Leprosy remains a contemporary tropical-medicine challenge in which systemic complications may be overlooked when follow-up is centered on skin lesions, peripheral nerves, and completion of multidrug therapy (MDT). This review synthesizes historical and MDT-era evidence on renal involvement in leprosy and reframes kidney assessment as a practical complication-monitoring issue for infectious-disease care.

Recent Findings

Classical clinicopathologic studies established that leprosy may be associated with glomerular disease, tubulointerstitial injury, and amyloid A amyloidosis, particularly in multibacillary or lepromatous disease with recurrent erythema nodosum leprosum (ENL). In the MDT era, severe nephropathy appears less dominant, whereas renal involvement may be expressed through milder, dynamic, and context-dependent abnormalities, including albuminuria or proteinuria, microscopic hematuria, mild creatinine elevation, estimated glomerular filtration rate decline, and investigational inflammatory or endothelial signals such as MCP-1 and VCAM-1. These findings should be interpreted probabilistically, because bacillary burden, reactional inflammation, delayed diagnosis, hypertension, nephrotoxic exposure, dehydration, sepsis, and rifampicin-associated acute kidney injury may coexist.

Summary

Renal monitoring in leprosy should prioritize risk-enriched patients, including those with multibacillary disease, ENL or recurrent reactions, delayed diagnosis, abnormal urinalysis, hypertension, nephrotoxic exposure, or rising creatinine.

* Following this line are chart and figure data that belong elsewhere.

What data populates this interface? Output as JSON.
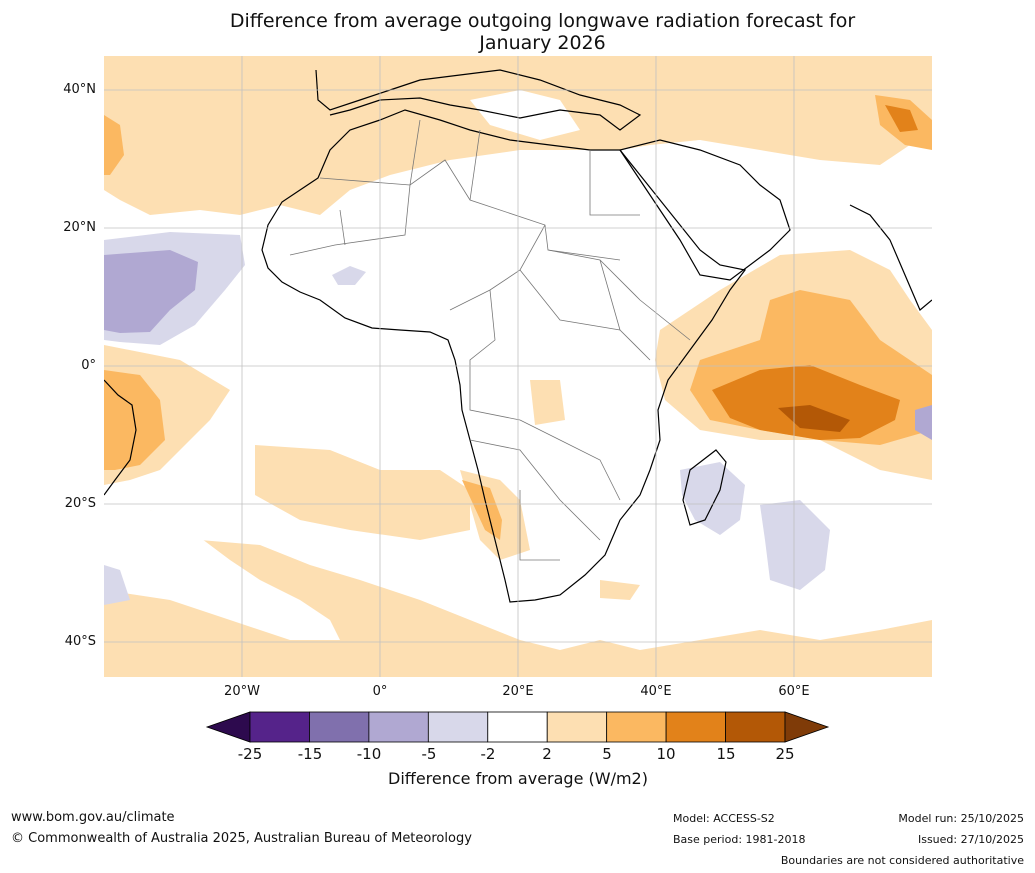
{
  "title": {
    "line1": "Difference from average outgoing longwave radiation forecast for",
    "line2": "January 2026"
  },
  "axes": {
    "lat_labels": [
      "40°N",
      "20°N",
      "0°",
      "20°S",
      "40°S"
    ],
    "lon_labels": [
      "20°W",
      "0°",
      "20°E",
      "40°E",
      "60°E"
    ]
  },
  "colorbar": {
    "label": "Difference from average (W/m2)",
    "ticks": [
      "-25",
      "-15",
      "-10",
      "-5",
      "-2",
      "2",
      "5",
      "10",
      "15",
      "25"
    ],
    "colors": {
      "below_min": "#2d0a4e",
      "c1": "#55238a",
      "c2": "#8070ad",
      "c3": "#b0a8d2",
      "c4": "#d8d8ea",
      "neutral": "#ffffff",
      "w1": "#fddfb2",
      "w2": "#fbb861",
      "w3": "#e2821a",
      "w4": "#b35806",
      "above_max": "#7f3b08"
    }
  },
  "footer": {
    "website": "www.bom.gov.au/climate",
    "copyright": "© Commonwealth of Australia 2025, Australian Bureau of Meteorology",
    "model": "Model: ACCESS-S2",
    "base_period": "Base period: 1981-2018",
    "model_run": "Model run: 25/10/2025",
    "issued": "Issued: 27/10/2025",
    "disclaimer": "Boundaries are not considered authoritative"
  }
}
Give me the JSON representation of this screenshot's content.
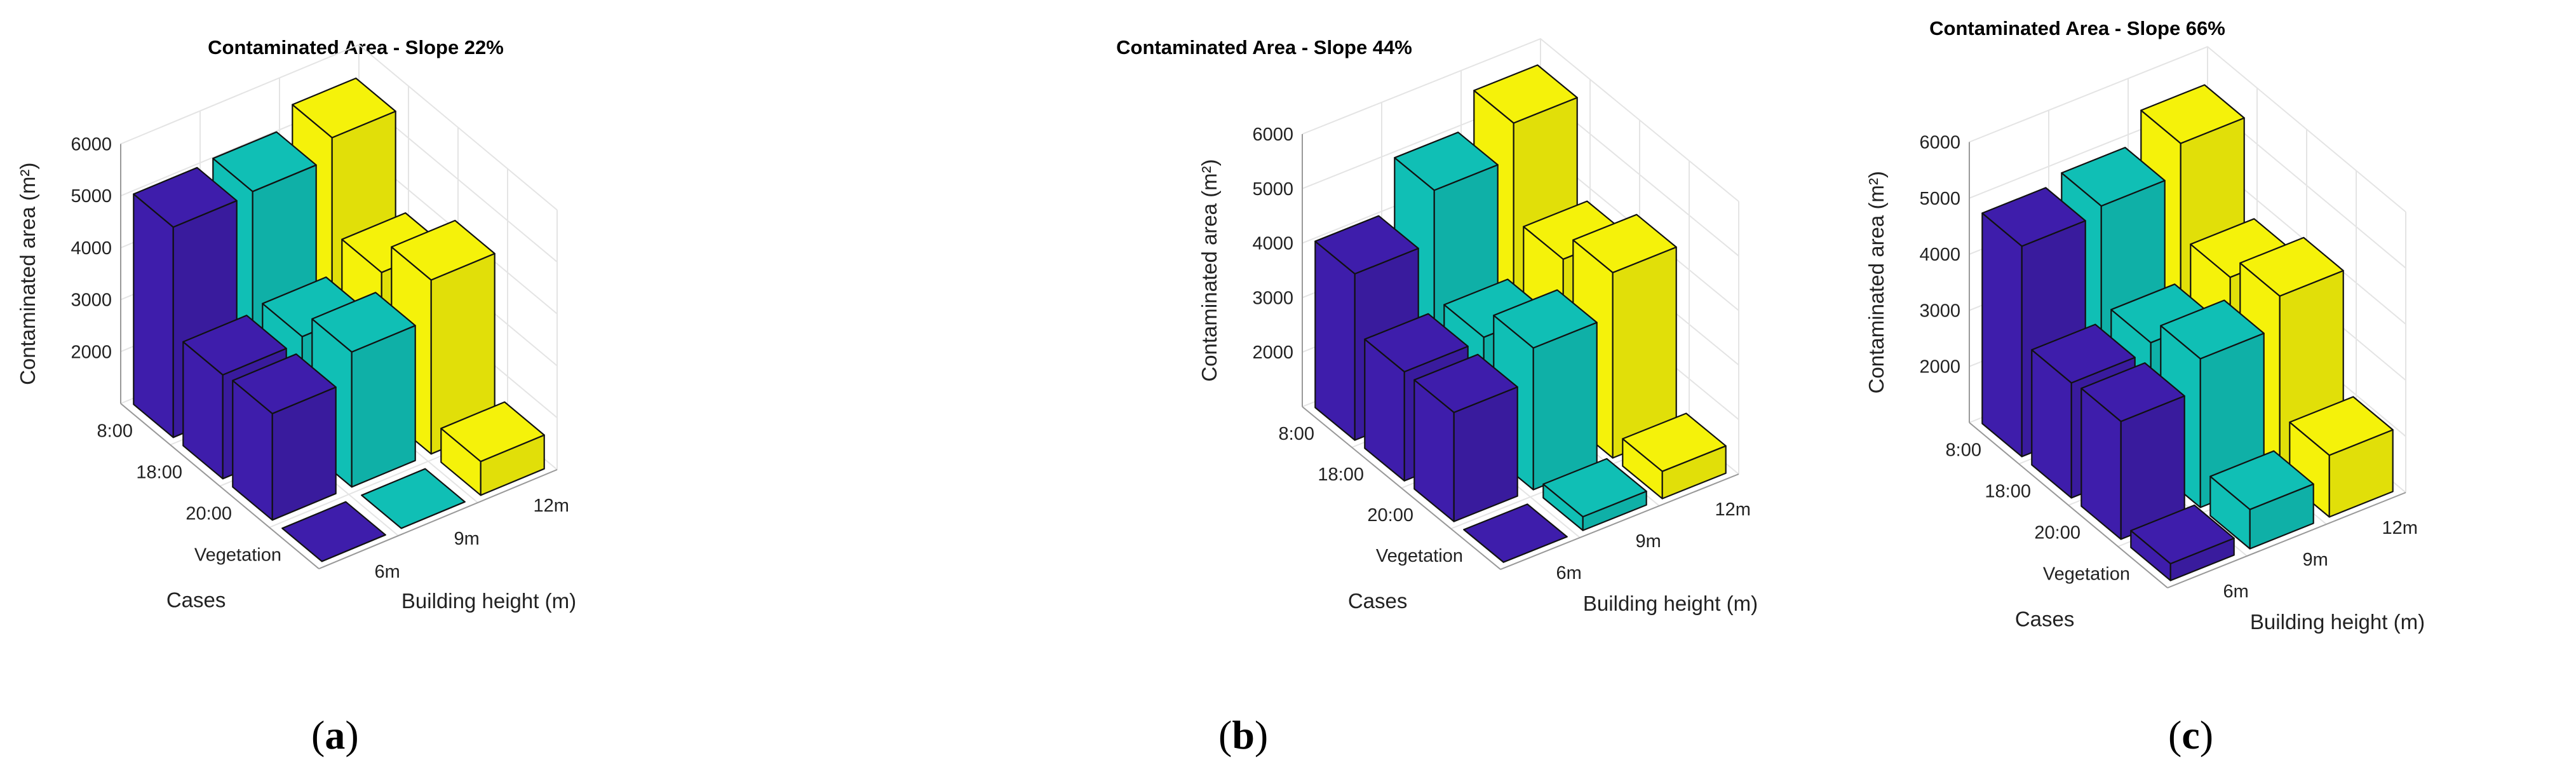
{
  "colors": {
    "purple": "#3e1dab",
    "teal": "#10bfb5",
    "yellow": "#f5f20a"
  },
  "chart_data": [
    {
      "type": "bar3d",
      "panel_label": "a",
      "title": "Contaminated Area - Slope 22%",
      "zlabel": "Contaminated area (m²)",
      "xlabel": "Cases",
      "ylabel": "Building height (m)",
      "zticks": [
        "2000",
        "3000",
        "4000",
        "5000",
        "6000"
      ],
      "zlim": [
        1000,
        6000
      ],
      "cases": [
        "8:00",
        "18:00",
        "20:00",
        "Vegetation"
      ],
      "heights": [
        "6m",
        "9m",
        "12m"
      ],
      "series": [
        {
          "name": "6m",
          "color": "purple",
          "values": [
            5050,
            3000,
            3050,
            1000
          ]
        },
        {
          "name": "9m",
          "color": "teal",
          "values": [
            5100,
            3100,
            3600,
            1000
          ]
        },
        {
          "name": "12m",
          "color": "yellow",
          "values": [
            5500,
            3700,
            4350,
            1650
          ]
        }
      ]
    },
    {
      "type": "bar3d",
      "panel_label": "b",
      "title": "Contaminated Area - Slope 44%",
      "zlabel": "Contaminated area (m²)",
      "xlabel": "Cases",
      "ylabel": "Building height (m)",
      "zticks": [
        "2000",
        "3000",
        "4000",
        "5000",
        "6000"
      ],
      "zlim": [
        1000,
        6000
      ],
      "cases": [
        "8:00",
        "18:00",
        "20:00",
        "Vegetation"
      ],
      "heights": [
        "6m",
        "9m",
        "12m"
      ],
      "series": [
        {
          "name": "6m",
          "color": "purple",
          "values": [
            4050,
            3000,
            3000,
            1000
          ]
        },
        {
          "name": "9m",
          "color": "teal",
          "values": [
            5000,
            3050,
            3600,
            1250
          ]
        },
        {
          "name": "12m",
          "color": "yellow",
          "values": [
            5650,
            3900,
            4400,
            1500
          ]
        }
      ]
    },
    {
      "type": "bar3d",
      "panel_label": "c",
      "title": "Contaminated Area - Slope 66%",
      "zlabel": "Contaminated area (m²)",
      "xlabel": "Cases",
      "ylabel": "Building height (m)",
      "zticks": [
        "2000",
        "3000",
        "4000",
        "5000",
        "6000"
      ],
      "zlim": [
        1000,
        6000
      ],
      "cases": [
        "8:00",
        "18:00",
        "20:00",
        "Vegetation"
      ],
      "heights": [
        "6m",
        "9m",
        "12m"
      ],
      "series": [
        {
          "name": "6m",
          "color": "purple",
          "values": [
            4750,
            3050,
            3100,
            1300
          ]
        },
        {
          "name": "9m",
          "color": "teal",
          "values": [
            4900,
            3200,
            3650,
            1700
          ]
        },
        {
          "name": "12m",
          "color": "yellow",
          "values": [
            5450,
            3800,
            4200,
            2100
          ]
        }
      ]
    }
  ]
}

Conventional assessment with serum creatinine, estimated glomerular filtration rate, urinalysis with microscopy, and albuminuria or proteinuria testing may help identify patients who require repeat evaluation, broader differential work-up, or nephrology referral. The proposed approach is a pragmatic synthesis for risk-based clinical reasoning, not a validated guideline or prognostic score.